Hi folks,
what I'm trying to do is this:
get the 30 Authors with highest score (
Author.objects.order_by('-score')[:30])order the authors by
last_name
Any suggestions?
views:
179answers:
3
+10
A:
What about
import operator
auths = Author.objects.order_by('-score')[:30]
ordered = sorted(auths, key=operator.attrgetter('last_name'))
Alex Martelli
2010-03-09 21:48:45
@Alex: Aleeeexxxx!!!
RadiantHex
2010-03-09 21:50:49
@Alex: grazie alex! That was great, I'm off to read about the operator module!
RadiantHex
2010-03-09 21:52:35
Martelli rockin' it as per usual...
Adam Nelson
2010-03-09 22:55:52
Is this more efficient than Author.objects.order_by('-score', 'last_name')[:30]?
Brian Luft
2010-03-10 00:45:59
@Brian - if by "more efficient" you mean "more correct" then yes, its. :) Your solution keeps the authors pretty much sorted by score, and only alphabetizes those authors with the same score (which is how secondary keys work). Alex shows how to take the results, and then apply a completely different sort order to them (using key=operator.attrgetter to define a per-object key expression), which is what the OP asked for.
Paul McGuire
2010-03-10 01:39:22
@Paul: that's not what I asked though, Alex's answer is the correct one!
RadiantHex
2010-03-11 15:42:42
@RH: Sorry for my obtuseness of expression - I was trying to say the same thing, that Alex's posted solution, as usual, is the correct one. @jathanism nicely walks through why using multiple args to order_by gives a result that does not match your original request.
Paul McGuire
2010-03-11 17:06:07
+1
A:
Here's a way that allows for ties for the cut-off score.
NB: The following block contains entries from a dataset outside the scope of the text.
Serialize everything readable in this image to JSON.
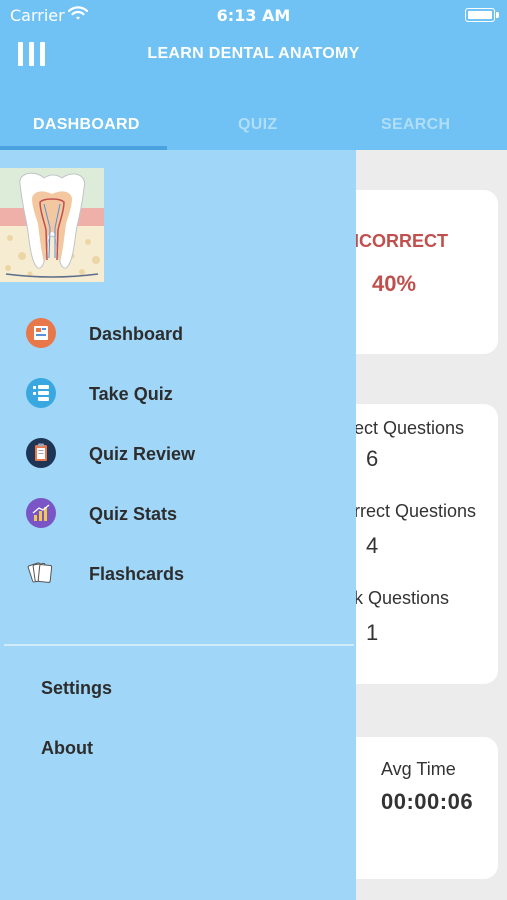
{
  "status_bar": {
    "carrier": "Carrier",
    "time": "6:13 AM"
  },
  "header": {
    "title": "LEARN DENTAL ANATOMY"
  },
  "tabs": [
    {
      "label": "DASHBOARD",
      "active": true
    },
    {
      "label": "QUIZ",
      "active": false
    },
    {
      "label": "SEARCH",
      "active": false
    }
  ],
  "dashboard": {
    "incorrect_label": "ICORRECT",
    "incorrect_value": "40%",
    "questions": [
      {
        "label": "ect Questions",
        "value": "6"
      },
      {
        "label": "rrect Questions",
        "value": "4"
      },
      {
        "label": "k Questions",
        "value": "1"
      }
    ],
    "avg_time_label": "Avg Time",
    "avg_time_value": "00:00:06"
  },
  "drawer": {
    "menu": [
      {
        "label": "Dashboard",
        "icon": "dashboard-icon"
      },
      {
        "label": "Take Quiz",
        "icon": "take-quiz-icon"
      },
      {
        "label": "Quiz Review",
        "icon": "clipboard-icon"
      },
      {
        "label": "Quiz Stats",
        "icon": "stats-icon"
      },
      {
        "label": "Flashcards",
        "icon": "flashcards-icon"
      }
    ],
    "settings": [
      {
        "label": "Settings"
      },
      {
        "label": "About"
      }
    ]
  },
  "colors": {
    "header_bg": "#6fc2f3",
    "drawer_bg": "#a0d7f8",
    "incorrect": "#c0504d",
    "tab_indicator": "#4aa3df"
  }
}
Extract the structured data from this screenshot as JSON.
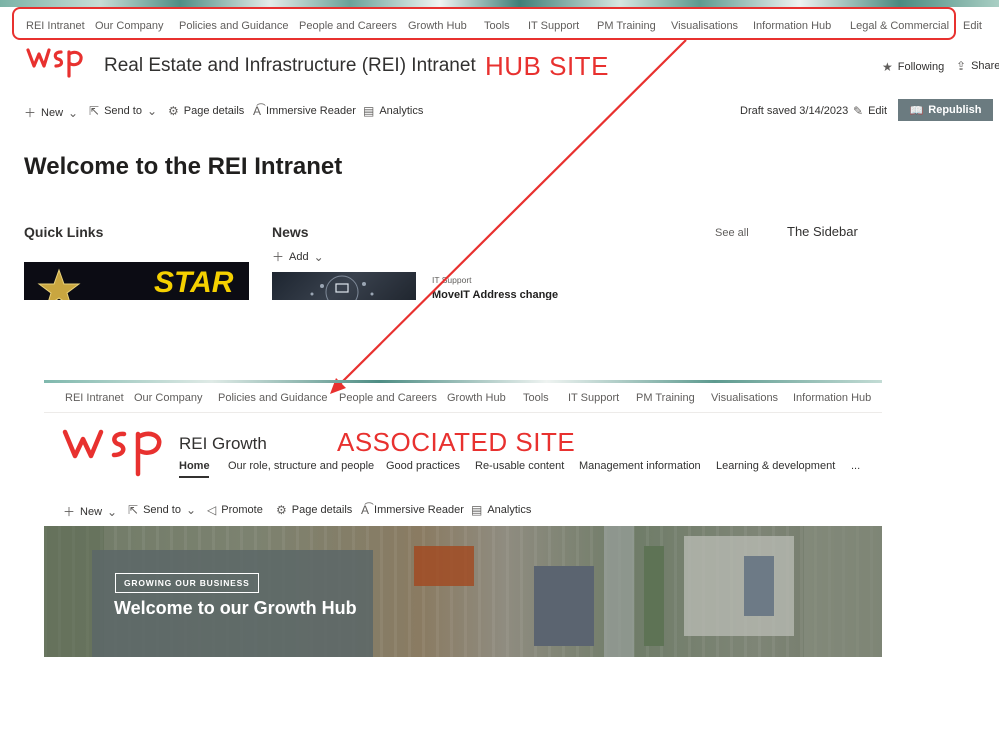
{
  "hub": {
    "nav": [
      "REI Intranet",
      "Our Company",
      "Policies and Guidance",
      "People and Careers",
      "Growth Hub",
      "Tools",
      "IT Support",
      "PM Training",
      "Visualisations",
      "Information Hub",
      "Legal & Commercial"
    ],
    "nav_edit": "Edit",
    "logo_icon": "wsp-logo",
    "site_title": "Real Estate and Infrastructure (REI) Intranet",
    "callout": "HUB SITE",
    "following": "Following",
    "share": "Share",
    "commands": {
      "new": "New",
      "send_to": "Send to",
      "page_details": "Page details",
      "immersive_reader": "Immersive Reader",
      "analytics": "Analytics"
    },
    "draft_status": "Draft saved 3/14/2023",
    "edit": "Edit",
    "republish": "Republish",
    "page_title": "Welcome to the REI Intranet",
    "quick_links_title": "Quick Links",
    "quick_links_image_text": "STAR",
    "news_title": "News",
    "news_add": "Add",
    "news_see_all": "See all",
    "sidebar_title": "The Sidebar",
    "news_item": {
      "category": "IT Support",
      "title": "MoveIT Address change"
    }
  },
  "associated": {
    "nav": [
      "REI Intranet",
      "Our Company",
      "Policies and Guidance",
      "People and Careers",
      "Growth Hub",
      "Tools",
      "IT Support",
      "PM Training",
      "Visualisations",
      "Information Hub"
    ],
    "logo_icon": "wsp-logo",
    "site_title": "REI Growth",
    "callout": "ASSOCIATED SITE",
    "sub_nav": [
      "Home",
      "Our role, structure and people",
      "Good practices",
      "Re-usable content",
      "Management information",
      "Learning & development"
    ],
    "sub_nav_more": "...",
    "commands": {
      "new": "New",
      "send_to": "Send to",
      "promote": "Promote",
      "page_details": "Page details",
      "immersive_reader": "Immersive Reader",
      "analytics": "Analytics"
    },
    "hero_tag": "GROWING OUR BUSINESS",
    "hero_title": "Welcome to our Growth Hub"
  },
  "colors": {
    "annotation_red": "#e8312f",
    "republish_bg": "#6b7b80"
  }
}
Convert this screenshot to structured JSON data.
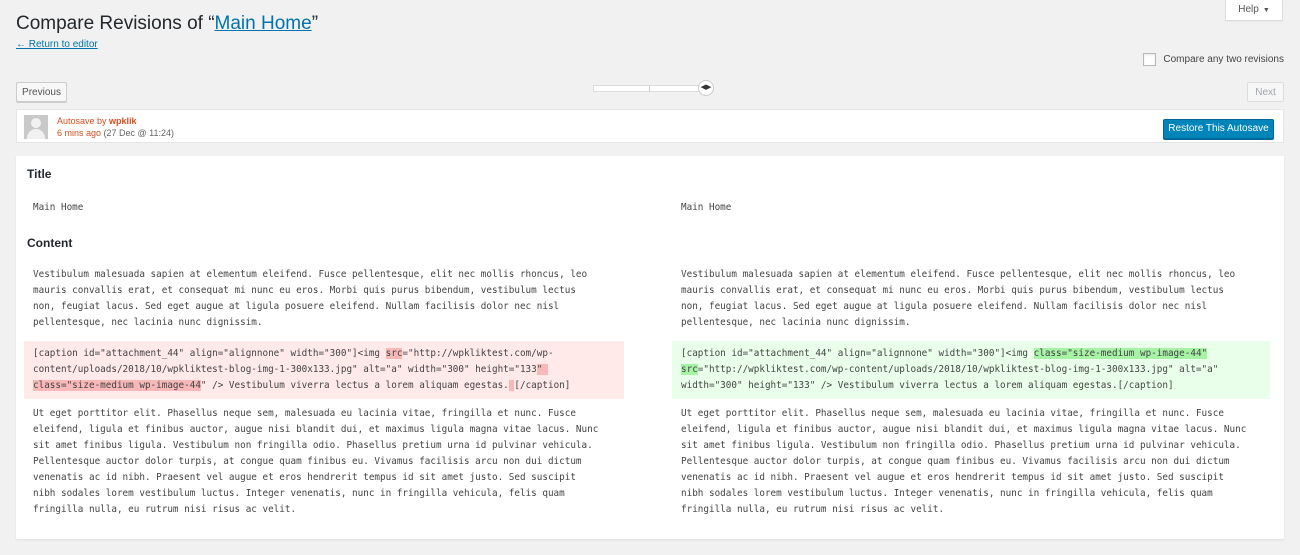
{
  "header": {
    "title_prefix": "Compare Revisions of “",
    "title_link": "Main Home",
    "title_suffix": "”",
    "return_link": "← Return to editor",
    "help_label": "Help",
    "help_icon": "triangle-down-icon",
    "compare_two_label": "Compare any two revisions",
    "compare_two_checked": false
  },
  "nav": {
    "previous_label": "Previous",
    "next_label": "Next",
    "slider_icon": "left-right-arrows-icon",
    "slider_position": 1.0
  },
  "revision_meta": {
    "type_label": "Autosave by ",
    "author": "wpklik",
    "relative_time": "6 mins ago",
    "date": " (27 Dec @ 11:24)",
    "restore_label": "Restore This Autosave",
    "accent_color": "#d54e21",
    "button_color": "#0085ba"
  },
  "diff": {
    "title_heading": "Title",
    "content_heading": "Content",
    "left": {
      "title_value": "Main Home",
      "para1": [
        "Vestibulum malesuada sapien at elementum eleifend. Fusce pellentesque, elit nec mollis rhoncus, leo",
        "mauris convallis erat, et consequat mi nunc eu eros. Morbi quis purus bibendum, vestibulum lectus",
        "non, feugiat lacus. Sed eget augue at ligula posuere eleifend. Nullam facilisis dolor nec nisl",
        "pellentesque, nec lacinia nunc dignissim."
      ],
      "caption": {
        "l1a": "[caption id=\"attachment_44\" align=\"alignnone\" width=\"300\"]<img ",
        "l1del": "src",
        "l1b": "=\"http://wpkliktest.com/wp-",
        "l2a": "content/uploads/2018/10/wpkliktest-blog-img-1-300x133.jpg\" alt=\"a\" width=\"300\" height=\"133",
        "l2del": "\" ",
        "l3del": "class=\"size-medium wp-image-44",
        "l3a": "\" /> Vestibulum viverra lectus a lorem aliquam egestas.",
        "l3del2": " ",
        "l3b": "[/caption]"
      },
      "para3": [
        "Ut eget porttitor elit. Phasellus neque sem, malesuada eu lacinia vitae, fringilla et nunc. Fusce",
        "eleifend, ligula et finibus auctor, augue nisi blandit dui, et maximus ligula magna vitae lacus. Nunc",
        "sit amet finibus ligula. Vestibulum non fringilla odio. Phasellus pretium urna id pulvinar vehicula.",
        "Pellentesque auctor dolor turpis, at congue quam finibus eu. Vivamus facilisis arcu non dui dictum",
        "venenatis ac id nibh. Praesent vel augue et eros hendrerit tempus id sit amet justo. Sed suscipit",
        "nibh sodales lorem vestibulum luctus. Integer venenatis, nunc in fringilla vehicula, felis quam",
        "fringilla nulla, eu rutrum nisi risus ac velit."
      ]
    },
    "right": {
      "title_value": "Main Home",
      "para1": [
        "Vestibulum malesuada sapien at elementum eleifend. Fusce pellentesque, elit nec mollis rhoncus, leo",
        "mauris convallis erat, et consequat mi nunc eu eros. Morbi quis purus bibendum, vestibulum lectus",
        "non, feugiat lacus. Sed eget augue at ligula posuere eleifend. Nullam facilisis dolor nec nisl",
        "pellentesque, nec lacinia nunc dignissim."
      ],
      "caption": {
        "l1a": "[caption id=\"attachment_44\" align=\"alignnone\" width=\"300\"]<img ",
        "l1ins": "class=\"size-medium wp-image-44\"",
        "l2ins": "src",
        "l2a": "=\"http://wpkliktest.com/wp-content/uploads/2018/10/wpkliktest-blog-img-1-300x133.jpg\" alt=\"a\"",
        "l3a": "width=\"300\" height=\"133\" /> Vestibulum viverra lectus a lorem aliquam egestas.[/caption]"
      },
      "para3": [
        "Ut eget porttitor elit. Phasellus neque sem, malesuada eu lacinia vitae, fringilla et nunc. Fusce",
        "eleifend, ligula et finibus auctor, augue nisi blandit dui, et maximus ligula magna vitae lacus. Nunc",
        "sit amet finibus ligula. Vestibulum non fringilla odio. Phasellus pretium urna id pulvinar vehicula.",
        "Pellentesque auctor dolor turpis, at congue quam finibus eu. Vivamus facilisis arcu non dui dictum",
        "venenatis ac id nibh. Praesent vel augue et eros hendrerit tempus id sit amet justo. Sed suscipit",
        "nibh sodales lorem vestibulum luctus. Integer venenatis, nunc in fringilla vehicula, felis quam",
        "fringilla nulla, eu rutrum nisi risus ac velit."
      ]
    }
  }
}
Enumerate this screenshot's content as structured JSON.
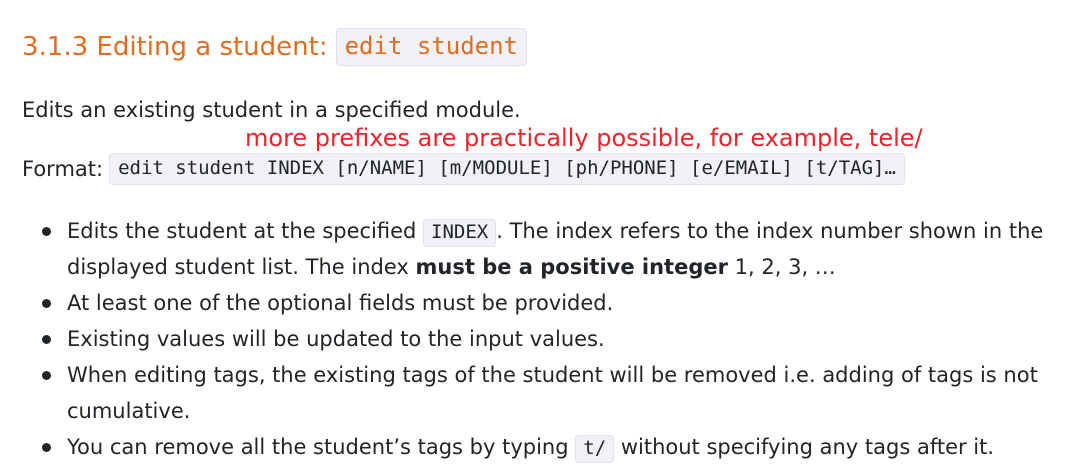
{
  "heading": {
    "text": "3.1.3 Editing a student:",
    "code": "edit student"
  },
  "intro": "Edits an existing student in a specified module.",
  "annotation": "more prefixes are practically possible, for example, tele/",
  "format": {
    "label": "Format:",
    "code": "edit student INDEX [n/NAME] [m/MODULE] [ph/PHONE] [e/EMAIL] [t/TAG]…"
  },
  "bullets": {
    "b1": {
      "pre": "Edits the student at the specified",
      "code": "INDEX",
      "post": ". The index refers to the index number shown in the",
      "line2_pre": "displayed student list. The index",
      "bold": "must be a positive integer",
      "line2_post": "1, 2, 3, …"
    },
    "b2": "At least one of the optional fields must be provided.",
    "b3": "Existing values will be updated to the input values.",
    "b4": {
      "line1": "When editing tags, the existing tags of the student will be removed i.e. adding of tags is not",
      "line2": "cumulative."
    },
    "b5": {
      "pre": "You can remove all the student’s tags by typing",
      "code": "t/",
      "post": "without specifying any tags after it."
    }
  },
  "colors": {
    "heading": "#e46c1e",
    "annotation": "#e8242c",
    "text": "#212529",
    "code_bg": "#f1f1f8"
  }
}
author_count = Author.objects.count()
cut_off_score = Author.objects.order_by('-score').values_list('score')[min(30, author_count)]
top_authors = Author.objects.filter(score__gte=cut_off_score).order_by('last_name')
You may get more than 30 authors in top_authors this way and the min(30,author_count) is there incase you have fewer than 30 authors.
istruble
2010-03-09 22:07:58
+1
A:
I just wanted to illustrate that the built-in solutions (SQL-only) are not always the best ones. At first I thought that because Django's QuerySet.objects.order_by method accepts multiple arguments, you could easily chain them:
ordered_authors = Author.objects.order_by('-score', 'last_name')[:30]
But, it does not work as you would expect. Case in point, first is a list of presidents sorted by score (selecting top 5 for easier reading):
>>> auths = Author.objects.order_by('-score')[:5]
>>> for x in auths: print x
...
James Monroe (487)
Ulysses Simpson (474)
Harry Truman (471)
Benjamin Harrison (467)
Gerald Rudolph (464)
Using Alex Martelli's solution which accurately provides the top 5 people sorted by last_name:
>>> for x in sorted(auths, key=operator.attrgetter('last_name')): print x
...
Benjamin Harrison (467)
James Monroe (487)
Gerald Rudolph (464)
Ulysses Simpson (474)
Harry Truman (471)
And now the combined order_by call:
>>> myauths = Author.objects.order_by('-score', 'last_name')[:5]
>>> for x in myauths: print x
...
James Monroe (487)
Ulysses Simpson (474)
Harry Truman (471)
Benjamin Harrison (467)
Gerald Rudolph (464)
As you can see it is the same result as the first one, meaning it doesn't work as you would expect.
jathanism
2010-03-10 01:28:54
Your result #3 is sorting descending by score and then by last_name IFF any objects have the same score. The problem is none of the objects in your result set have the same score so only the '-score' is affecting the sort order. Try setting 3 authors score to 487 and run #3 again.
istruble
2010-03-10 01:52:05
Yeah I understand that. I really just wanted to illustrate that the built-in solutions (SQL-only) are not always the best ones.
jathanism
2010-03-10 14:24:21